There's no invisible content here - you're not doing things like embedding a <div style="display:none;">ALL THE SPAM KEYWORDS</div> in your page.  You've just got some empty <div>s carrying some Microdata - the effect is identical to if you'd done the thing with <meta>.
Comment 14 Leonard Rosenthol 2011-12-23 00:29:36 UTC
But putting the metadata in the <body> means that a "spider", that is only concerned with document-level metadata (such as the WordCount example) will have to parse the ENTIRE PAGE to find it - rather than being able to just look in the <head>.
Comment 15 Tab Atkins Jr. 2011-12-23 00:33:09 UTC
(In reply to comment #14)
> But putting the metadata in the <body> means that a "spider", that is only
> concerned with document-level metadata (such as the WordCount example) will
> have to parse the ENTIRE PAGE to find it - rather than being able to just look
> in the <head>.

Yes.  That's not a big deal in general, because such data might very well be in the body.  For example, there may be a an @itemref on a <meta> that pointed at some element in the body.

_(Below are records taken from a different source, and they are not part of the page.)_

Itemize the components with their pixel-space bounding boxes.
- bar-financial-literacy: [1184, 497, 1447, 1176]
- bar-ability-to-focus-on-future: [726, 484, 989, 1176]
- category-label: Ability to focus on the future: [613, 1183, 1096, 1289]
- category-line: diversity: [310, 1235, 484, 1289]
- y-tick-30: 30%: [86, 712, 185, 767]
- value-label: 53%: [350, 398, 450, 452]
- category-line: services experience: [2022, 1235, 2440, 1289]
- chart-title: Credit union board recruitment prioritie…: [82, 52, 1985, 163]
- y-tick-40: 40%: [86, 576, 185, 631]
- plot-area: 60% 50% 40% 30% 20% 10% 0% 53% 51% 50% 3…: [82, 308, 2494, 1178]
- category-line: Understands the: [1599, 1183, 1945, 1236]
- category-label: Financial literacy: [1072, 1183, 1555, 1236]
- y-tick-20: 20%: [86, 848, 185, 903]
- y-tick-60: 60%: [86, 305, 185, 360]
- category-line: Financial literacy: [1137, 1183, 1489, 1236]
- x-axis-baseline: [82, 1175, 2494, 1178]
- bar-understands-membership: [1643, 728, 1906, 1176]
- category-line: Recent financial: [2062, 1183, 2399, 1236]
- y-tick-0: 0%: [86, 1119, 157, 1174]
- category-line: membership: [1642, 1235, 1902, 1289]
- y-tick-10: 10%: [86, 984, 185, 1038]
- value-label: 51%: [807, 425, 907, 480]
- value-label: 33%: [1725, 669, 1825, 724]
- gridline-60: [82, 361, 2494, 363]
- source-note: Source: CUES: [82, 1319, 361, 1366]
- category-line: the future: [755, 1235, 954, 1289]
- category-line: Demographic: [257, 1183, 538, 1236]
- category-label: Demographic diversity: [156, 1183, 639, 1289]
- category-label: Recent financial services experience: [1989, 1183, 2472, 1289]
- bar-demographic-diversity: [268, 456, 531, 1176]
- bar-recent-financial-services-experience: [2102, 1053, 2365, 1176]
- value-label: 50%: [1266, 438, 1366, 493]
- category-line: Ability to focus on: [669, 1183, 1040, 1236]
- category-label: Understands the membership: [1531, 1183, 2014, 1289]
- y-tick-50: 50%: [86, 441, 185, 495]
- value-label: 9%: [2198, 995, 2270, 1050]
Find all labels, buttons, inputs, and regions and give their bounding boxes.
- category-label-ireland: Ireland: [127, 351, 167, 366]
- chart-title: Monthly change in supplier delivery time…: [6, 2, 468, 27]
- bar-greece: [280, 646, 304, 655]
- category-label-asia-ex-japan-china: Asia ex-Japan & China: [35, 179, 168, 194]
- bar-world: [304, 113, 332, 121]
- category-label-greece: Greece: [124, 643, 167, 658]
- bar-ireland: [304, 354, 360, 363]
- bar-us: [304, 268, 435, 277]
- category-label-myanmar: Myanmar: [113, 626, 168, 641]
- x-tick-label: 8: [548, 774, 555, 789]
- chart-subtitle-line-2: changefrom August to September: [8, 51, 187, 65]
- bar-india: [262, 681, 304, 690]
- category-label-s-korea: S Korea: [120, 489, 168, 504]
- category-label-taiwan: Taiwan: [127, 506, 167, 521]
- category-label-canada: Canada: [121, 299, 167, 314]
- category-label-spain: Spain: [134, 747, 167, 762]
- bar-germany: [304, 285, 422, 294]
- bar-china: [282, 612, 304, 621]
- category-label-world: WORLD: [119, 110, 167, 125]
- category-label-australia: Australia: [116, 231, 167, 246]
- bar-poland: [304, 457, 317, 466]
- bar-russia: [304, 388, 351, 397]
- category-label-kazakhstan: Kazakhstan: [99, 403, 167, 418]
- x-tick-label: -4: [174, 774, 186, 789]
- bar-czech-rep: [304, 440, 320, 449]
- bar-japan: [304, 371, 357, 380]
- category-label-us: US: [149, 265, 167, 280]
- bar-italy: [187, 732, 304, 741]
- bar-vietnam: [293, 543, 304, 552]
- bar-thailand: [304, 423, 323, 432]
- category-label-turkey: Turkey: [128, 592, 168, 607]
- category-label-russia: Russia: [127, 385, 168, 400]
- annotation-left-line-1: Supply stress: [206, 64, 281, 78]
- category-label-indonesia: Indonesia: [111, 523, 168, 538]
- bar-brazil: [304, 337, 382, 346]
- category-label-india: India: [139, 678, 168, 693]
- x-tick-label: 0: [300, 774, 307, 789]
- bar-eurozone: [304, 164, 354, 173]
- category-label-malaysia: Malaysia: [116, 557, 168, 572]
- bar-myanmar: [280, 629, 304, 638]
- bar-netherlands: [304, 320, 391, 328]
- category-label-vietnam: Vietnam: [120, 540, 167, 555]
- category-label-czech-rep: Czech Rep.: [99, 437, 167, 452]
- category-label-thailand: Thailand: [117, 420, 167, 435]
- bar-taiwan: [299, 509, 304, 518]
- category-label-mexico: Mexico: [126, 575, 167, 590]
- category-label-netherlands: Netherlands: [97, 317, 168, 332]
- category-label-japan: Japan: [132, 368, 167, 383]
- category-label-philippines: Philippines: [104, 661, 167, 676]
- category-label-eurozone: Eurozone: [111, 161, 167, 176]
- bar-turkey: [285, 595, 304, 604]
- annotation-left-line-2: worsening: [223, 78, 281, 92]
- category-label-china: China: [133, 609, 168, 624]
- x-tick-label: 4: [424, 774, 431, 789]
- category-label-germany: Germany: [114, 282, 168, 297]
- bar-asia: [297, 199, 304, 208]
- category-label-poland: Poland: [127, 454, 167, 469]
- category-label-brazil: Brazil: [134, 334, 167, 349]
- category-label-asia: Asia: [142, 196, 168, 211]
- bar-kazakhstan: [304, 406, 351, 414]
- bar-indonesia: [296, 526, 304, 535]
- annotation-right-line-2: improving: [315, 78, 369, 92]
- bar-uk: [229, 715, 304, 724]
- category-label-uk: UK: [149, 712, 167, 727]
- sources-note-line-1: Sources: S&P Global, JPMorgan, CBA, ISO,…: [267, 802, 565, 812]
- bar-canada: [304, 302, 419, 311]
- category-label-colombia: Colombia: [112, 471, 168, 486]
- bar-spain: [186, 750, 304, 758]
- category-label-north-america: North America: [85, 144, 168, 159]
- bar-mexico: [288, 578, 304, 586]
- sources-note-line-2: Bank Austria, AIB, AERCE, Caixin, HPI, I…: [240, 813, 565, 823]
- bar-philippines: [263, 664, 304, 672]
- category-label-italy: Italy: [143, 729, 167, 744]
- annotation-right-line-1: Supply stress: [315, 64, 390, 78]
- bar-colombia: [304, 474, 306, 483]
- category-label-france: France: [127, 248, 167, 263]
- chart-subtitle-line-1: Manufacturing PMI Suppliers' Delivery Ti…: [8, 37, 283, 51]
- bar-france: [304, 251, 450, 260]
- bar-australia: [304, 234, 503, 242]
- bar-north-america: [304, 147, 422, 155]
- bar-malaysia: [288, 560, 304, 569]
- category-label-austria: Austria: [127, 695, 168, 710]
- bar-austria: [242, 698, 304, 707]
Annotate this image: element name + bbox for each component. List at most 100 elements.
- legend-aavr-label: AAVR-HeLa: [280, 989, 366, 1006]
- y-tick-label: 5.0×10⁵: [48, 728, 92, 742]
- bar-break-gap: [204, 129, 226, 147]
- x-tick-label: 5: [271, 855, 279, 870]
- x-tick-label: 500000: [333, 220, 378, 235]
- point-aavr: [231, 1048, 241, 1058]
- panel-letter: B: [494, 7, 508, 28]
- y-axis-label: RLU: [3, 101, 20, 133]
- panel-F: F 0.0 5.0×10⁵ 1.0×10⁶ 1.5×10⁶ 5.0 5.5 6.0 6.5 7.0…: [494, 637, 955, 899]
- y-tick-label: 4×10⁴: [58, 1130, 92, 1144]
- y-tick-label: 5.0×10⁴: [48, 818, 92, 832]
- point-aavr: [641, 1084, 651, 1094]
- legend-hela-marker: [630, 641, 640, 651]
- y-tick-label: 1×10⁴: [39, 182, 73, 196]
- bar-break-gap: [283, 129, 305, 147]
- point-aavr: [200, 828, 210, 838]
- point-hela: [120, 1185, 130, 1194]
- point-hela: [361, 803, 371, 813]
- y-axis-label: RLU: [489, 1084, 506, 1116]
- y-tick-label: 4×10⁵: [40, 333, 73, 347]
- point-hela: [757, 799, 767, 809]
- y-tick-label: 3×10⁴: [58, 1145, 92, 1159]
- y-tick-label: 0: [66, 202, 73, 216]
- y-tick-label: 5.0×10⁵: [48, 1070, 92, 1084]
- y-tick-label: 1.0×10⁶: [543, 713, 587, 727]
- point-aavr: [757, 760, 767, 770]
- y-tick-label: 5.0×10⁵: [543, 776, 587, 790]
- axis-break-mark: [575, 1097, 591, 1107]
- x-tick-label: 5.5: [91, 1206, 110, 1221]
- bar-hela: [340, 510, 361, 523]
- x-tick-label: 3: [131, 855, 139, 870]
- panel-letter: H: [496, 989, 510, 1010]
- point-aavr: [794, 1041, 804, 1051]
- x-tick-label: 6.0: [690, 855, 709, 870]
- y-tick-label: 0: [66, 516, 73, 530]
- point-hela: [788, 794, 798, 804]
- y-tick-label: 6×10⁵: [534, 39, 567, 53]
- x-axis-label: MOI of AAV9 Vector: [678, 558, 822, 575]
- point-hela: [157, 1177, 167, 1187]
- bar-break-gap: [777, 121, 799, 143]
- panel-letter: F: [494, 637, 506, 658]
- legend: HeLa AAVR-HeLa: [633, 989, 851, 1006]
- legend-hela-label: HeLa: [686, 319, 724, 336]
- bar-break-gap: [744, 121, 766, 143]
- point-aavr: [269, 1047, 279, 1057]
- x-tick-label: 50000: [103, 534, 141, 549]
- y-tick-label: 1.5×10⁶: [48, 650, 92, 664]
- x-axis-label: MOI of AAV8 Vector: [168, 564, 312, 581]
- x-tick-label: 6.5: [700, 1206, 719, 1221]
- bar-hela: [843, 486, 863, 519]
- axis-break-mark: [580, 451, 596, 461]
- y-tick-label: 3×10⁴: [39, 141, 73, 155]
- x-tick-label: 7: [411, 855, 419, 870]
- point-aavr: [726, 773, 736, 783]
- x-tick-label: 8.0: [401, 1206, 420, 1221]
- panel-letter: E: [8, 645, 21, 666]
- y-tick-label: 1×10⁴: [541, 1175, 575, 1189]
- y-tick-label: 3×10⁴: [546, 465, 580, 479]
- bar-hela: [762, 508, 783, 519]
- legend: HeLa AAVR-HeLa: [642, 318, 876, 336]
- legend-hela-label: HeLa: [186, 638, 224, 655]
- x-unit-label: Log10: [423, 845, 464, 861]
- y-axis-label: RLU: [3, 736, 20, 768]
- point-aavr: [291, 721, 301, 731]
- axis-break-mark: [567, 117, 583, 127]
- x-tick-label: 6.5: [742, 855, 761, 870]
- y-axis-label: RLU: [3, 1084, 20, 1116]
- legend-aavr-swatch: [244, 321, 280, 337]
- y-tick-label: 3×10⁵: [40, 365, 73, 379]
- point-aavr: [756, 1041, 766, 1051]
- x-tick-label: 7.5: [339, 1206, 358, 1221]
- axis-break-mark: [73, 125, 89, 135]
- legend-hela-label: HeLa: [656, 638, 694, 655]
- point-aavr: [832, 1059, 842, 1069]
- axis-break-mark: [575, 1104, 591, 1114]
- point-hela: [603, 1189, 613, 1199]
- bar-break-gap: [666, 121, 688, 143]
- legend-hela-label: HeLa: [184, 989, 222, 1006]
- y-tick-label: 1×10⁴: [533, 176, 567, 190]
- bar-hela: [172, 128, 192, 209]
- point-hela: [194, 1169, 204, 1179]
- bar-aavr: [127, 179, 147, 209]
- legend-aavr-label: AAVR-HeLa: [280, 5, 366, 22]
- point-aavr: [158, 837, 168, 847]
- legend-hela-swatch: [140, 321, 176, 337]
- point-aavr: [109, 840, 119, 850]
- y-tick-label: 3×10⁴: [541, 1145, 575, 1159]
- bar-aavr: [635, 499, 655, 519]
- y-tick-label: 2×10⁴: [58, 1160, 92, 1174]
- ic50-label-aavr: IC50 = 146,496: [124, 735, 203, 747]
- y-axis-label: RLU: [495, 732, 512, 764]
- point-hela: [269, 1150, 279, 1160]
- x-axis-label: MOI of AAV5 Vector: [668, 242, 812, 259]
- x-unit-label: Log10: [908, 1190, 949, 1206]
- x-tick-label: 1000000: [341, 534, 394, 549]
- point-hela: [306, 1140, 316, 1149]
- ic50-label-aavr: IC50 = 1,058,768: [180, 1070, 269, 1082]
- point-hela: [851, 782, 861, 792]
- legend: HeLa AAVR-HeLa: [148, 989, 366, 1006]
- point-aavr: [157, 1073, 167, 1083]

If this is a specialized spider, such that you control both the spider and the documents, you could always put in a requirement that the Microdata-hosting <div>s be the first thing in the <body>, so the spider can stop as soon as it sees any *other* body-level element.
Comment 16 Henri Sivonen 2012-01-03 09:34:34 UTC
EDITOR'S RESPONSE: This is an Editor's Response to your comment. If you are
satisfied with this response, please change the state of this bug to CLOSED. If
you have additional information and would like the editor to reconsider, please
reopen this bug. If you would like to escalate the issue to the full HTML
Working Group, please add the TrackerRequest keyword to this bug, and suggest
title and text for the tracker issue; or you may create a tracker issue
yourself, if you are able to do so. For more details, see this document:
   http://dev.w3.org/html5/decision-policy/decision-policy.html

Status: Rejected
Change Description: no spec change
Rationale: Making meta elements non-void would be incompatible with existing content.